Für Anmuth halb verwirrt, fiel mir hierüber bey:
Wie doch in der Natur so mancherley
Veränderung und Pracht, an Lust und Schönheit, sey.
Man spürt es sonderlich an diesem Vögel-Paar.
Ein unsern Geist bezaubernd Singen
Lässt von der gantzen Vögel-Schaar
Der Unansehnlichste, zu uns'rer Lust, erklingen;
Und ein verdrießliches und rauh Geschrey erschallt
Aus eines Vogels Hals, der himmlisch an Gestalt
Fast mehr, als irdisch, ist. Dieß kann ein Beyspiel seyn,
Dacht' ich, daß einer alle Gaben
Nicht leichtlich soll beysammen haben.
Kaum aber hatt' ich dieß gedacht,
Als mir, in Purpur-farb'ner Pracht,
Ein frischer Rosen-Busch schnell in die Augen fiel.

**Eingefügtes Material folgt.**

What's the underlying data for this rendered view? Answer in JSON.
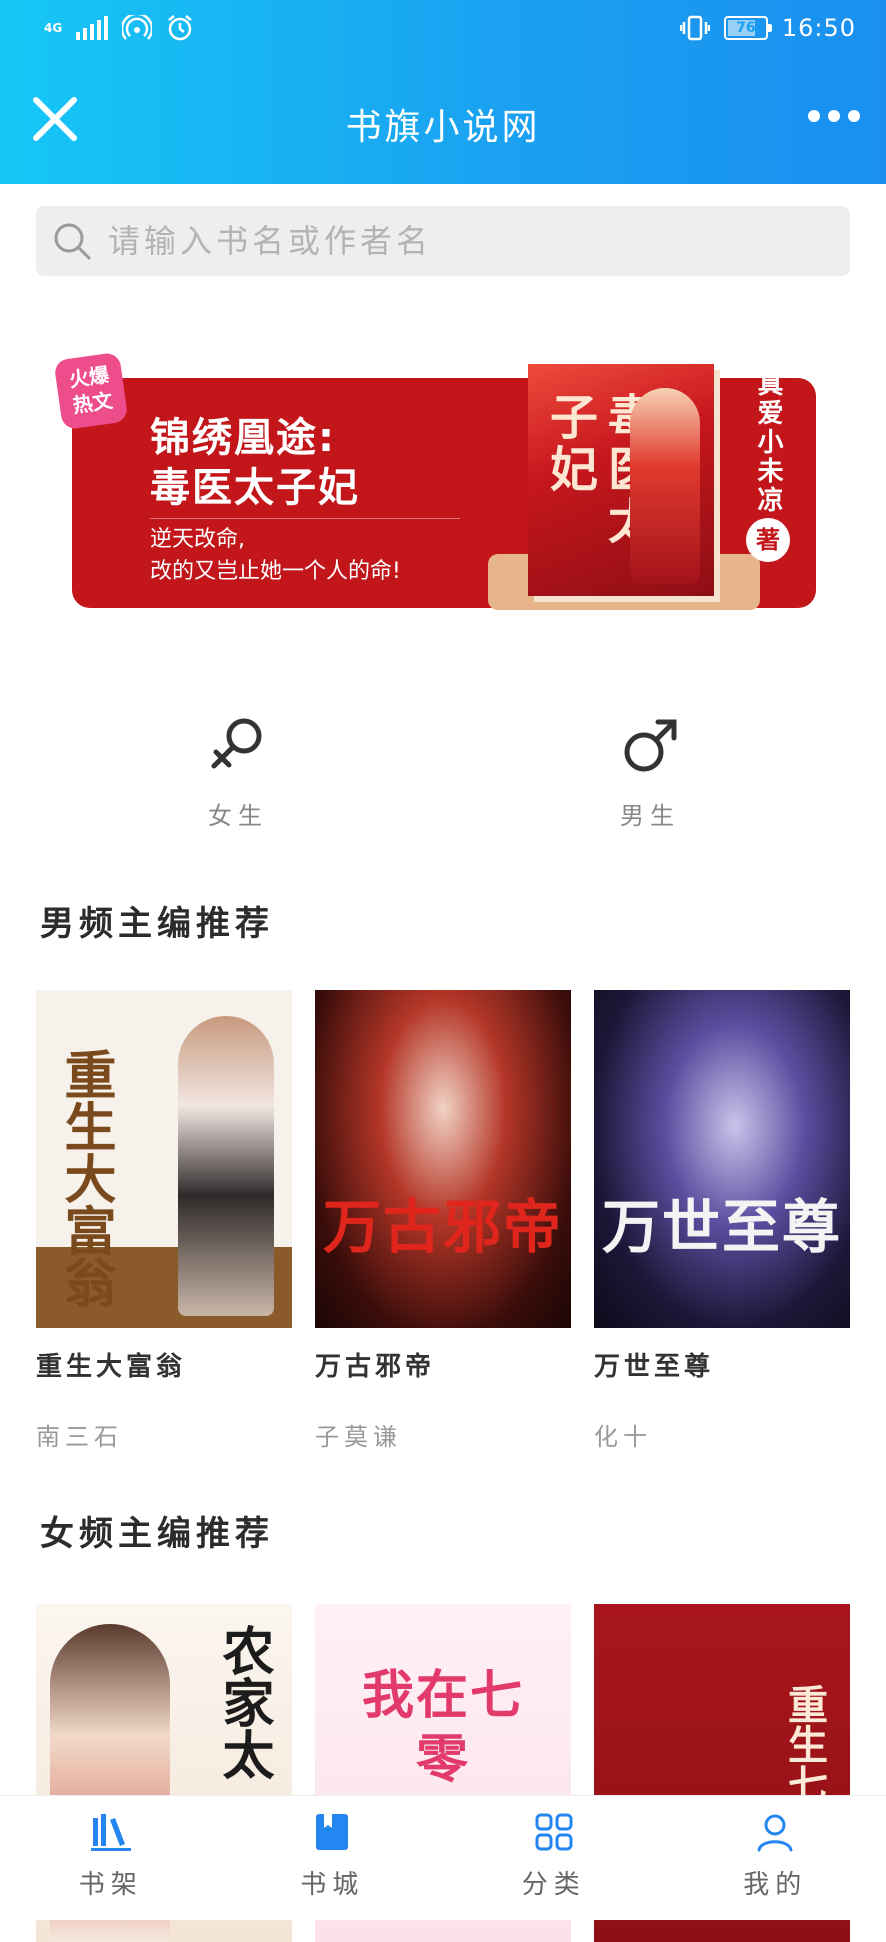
{
  "status_bar": {
    "network": "4G",
    "battery": "76",
    "battery_level": 0.76,
    "time": "16:50",
    "icons": [
      "signal-icon",
      "hotspot-icon",
      "alarm-icon",
      "vibrate-icon",
      "battery-icon"
    ]
  },
  "app_bar": {
    "title": "书旗小说网",
    "close_icon": "close-icon",
    "more_icon": "more-icon"
  },
  "search": {
    "placeholder": "请输入书名或作者名",
    "icon": "search-icon"
  },
  "banner": {
    "badge": "火爆\n热文",
    "title_line1": "锦绣凰途:",
    "title_line2": "毒医太子妃",
    "subtitle_line1": "逆天改命,",
    "subtitle_line2": "改的又岂止她一个人的命!",
    "cover_text": "毒医太子妃",
    "author": "真爱小未凉",
    "author_suffix": "著",
    "colors": {
      "band": "#c3161b",
      "badge": "#ee4d8c",
      "stand": "#e8b48c"
    }
  },
  "gender": {
    "female": {
      "label": "女生",
      "icon": "female-icon"
    },
    "male": {
      "label": "男生",
      "icon": "male-icon"
    }
  },
  "sections": [
    {
      "title": "男频主编推荐",
      "books": [
        {
          "title": "重生大富翁",
          "author": "南三石",
          "cover_text": "重生大富翁"
        },
        {
          "title": "万古邪帝",
          "author": "子莫谦",
          "cover_text": "万古邪帝"
        },
        {
          "title": "万世至尊",
          "author": "化十",
          "cover_text": "万世至尊"
        }
      ]
    },
    {
      "title": "女频主编推荐",
      "books": [
        {
          "cover_text": "农家太"
        },
        {
          "cover_text": "我在七零"
        },
        {
          "cover_text": "重生七"
        }
      ]
    }
  ],
  "bottom_nav": [
    {
      "label": "书架",
      "icon": "bookshelf-icon",
      "active": true
    },
    {
      "label": "书城",
      "icon": "bookstore-icon",
      "active": true
    },
    {
      "label": "分类",
      "icon": "category-icon",
      "active": false
    },
    {
      "label": "我的",
      "icon": "profile-icon",
      "active": false
    }
  ],
  "colors": {
    "accent": "#1a8ff0",
    "header_gradient_start": "#16c7f5",
    "header_gradient_end": "#1a8ff0",
    "search_bg": "#eeeeef"
  }
}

Der aber ward nicht nur allein der Augen,
Er ward auch des Geruchs und meiner Nasen Ziel,
Die beyde sich daran recht zu ergetzen taugen.
Wodurch ich denn, mit Ueberzeugung, fand,
Wie eine doppelte vergnügend' Eigenschaft,
In dieser Bluhme, sich, zu uns'rer Lust, verband.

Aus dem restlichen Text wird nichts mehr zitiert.